Détecteur de neutrinos Super-Kamiokande au Japon
Attention les yeux ! Sans nous en apercevoir, chaque centimètre carré de notre peau est traversé chaque seconde par 65 milliards de neutrinos émis au centre du Soleil lors de la fusion de l'hydrogène en hélium !
Du fait de sa très faible interaction avec les autres particules, le neutrino était un candidat parfait pour la matière noire. D'autant plus que le neutrino est la particule la plus abondante dans l'univers, après le photon. Cependant, les expériences réalisés dans deux observatoires de neutrinos : Super-Kamiokande et SNO ont révélé une masse beaucoup trop faible pour que cette particule puisse constituer l'essentiel de la matière noire.
Les neutrinos peuvent représenter, au mieux, 18 % de la masse totale de l'Univers. Belle tentative tout de même...
3- Les trous noirs
Beaucoup plus massifs que les étoiles, les trous noirs auraient pu être de bons candidats. Certains d'entre eux pourraient atteindre une masse de plusieurs millions, voire de plusieurs milliards de masses solaires - la masse du Soleil étant de
1,989 x 1030 kg - notamment les trous noirs supermassifs, au centre des galaxies. Cependant, il faudrait dans une galaxie, près d'un million de trous noirs d'une telle masse pour combler ce manque de matière ; un nombre trop important au vu des conséquences sur les étoiles à proximité d'un trou noir.
En effet, les trous noirs traversent par moment le disque galactique et perturbent le mouvement des étoiles. Avec un tel nombre de trous noirs, les mouvements de ces étoiles seraient fortement amplifiés, ce qui rendrait le disque galactique bien plus épais que ce qui est observé actuellement. Restent les trous noirs stellaires (de l'ordre de quelques masses solaires), difficilement détectables, et les trous noirs de quelques dizaines ou centaines de masses solaires, dont la nature de la formation reste encore mystérieuse. Dans tous les cas, la piste des trous noirs comme étant la fameuse matière noire a été délaissée, et les astronomes se sont penchés sur d'autres théories telles que les WIMP ou encore les MACHO.

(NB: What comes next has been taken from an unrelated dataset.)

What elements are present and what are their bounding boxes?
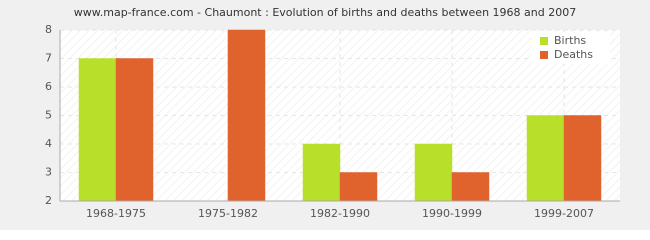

Et s'il n'y avait pas de matière noire ?
Plusieurs scientifiques ne croient pas à l'existence de cette mystérieuse matière noire et ont des théories bien différentes de celle-ci. Comme toute théorie sans preuves irréfutables, celle de la matière noire a ses détracteurs.
MOND : La naissance d'une théorie révolutionnaire
Comprendre par le calcul :
Pour comprendre de quoi il en retourne, commençons par rappeler qu'en physique newtonienne, le cas simple d’une grande masse M attirant une plus petite masse m située à une distance r de la première est décrit par la relation bien connue, où a est l’accélération du petit corps et G est la constante de la gravitation de Newton :
Milgrom a introduit un facteur qui dépend de a où a0 est une nouvelle constante universelle telle que :
Lorsque l'on est proche du corps central et que l'accélération a de la masse m va être grande devant a0, le facteur vaut 1 et l'on retrouve la physique de Newton. Mais lorsque l'on se trouve à de plus grandes distances telles que l'accélération a est faible devant a0, ce facteur change et devient proportionnel à a/a0, de telle sorte que l'accélération a n'est plus donnée par la loi de Newton, mais par :
Voilà toute la différence !
Et si Newton s'était trompé ?




"Il n'y aucun besoin de matière noire dans l'Univers" et si beaucoup d'experts continuent à y croire, "c'est parce que c'est leur gagne-pain, leur revendication à la célébrité. Ils ne changeront jamais d'avis". Depuis le début des années 1980, l'astrophysicien de l'Institut Weizmann, Mordehai Milgrom n'en démord pas. Pour lui, l'Univers est bien tel qu'on le voit, c'est à dire constitué de grands espaces vides ponctués par des amas de galaxies. Et sans aucune masse invisible, sans la matière noire !
Cette conviction, il l'acquière des 1983, lorsqu'il découvre qu'une toute petite modification de la loi de la gravité de Newton suffit à résoudre l'un des problèmes fondamentaux de la cosmologie : la rotation trop rapide des étoiles et des galaxies. En effet, la constante gravitationnelle n'est déterminée qu'à quelques pourcents près et de plus, la gravité est une force faible jamais encore testée sur de très courtes ou très longues distances.
Si les vastes spirales scrutées par les grands télescopes tournent aussi vite, ce n'est pas parce qu'elles sont sous l'emprise d'une masse indétectable, mais bien parce que la loi de la gravitation universelle n'est pas celle que l'on croit ! D'un seul coup, grâce à sa théorie qu'il baptise MOND ( pour Modified Newton Dynamics ) il parvient à éliminer tout recours à la matière noire.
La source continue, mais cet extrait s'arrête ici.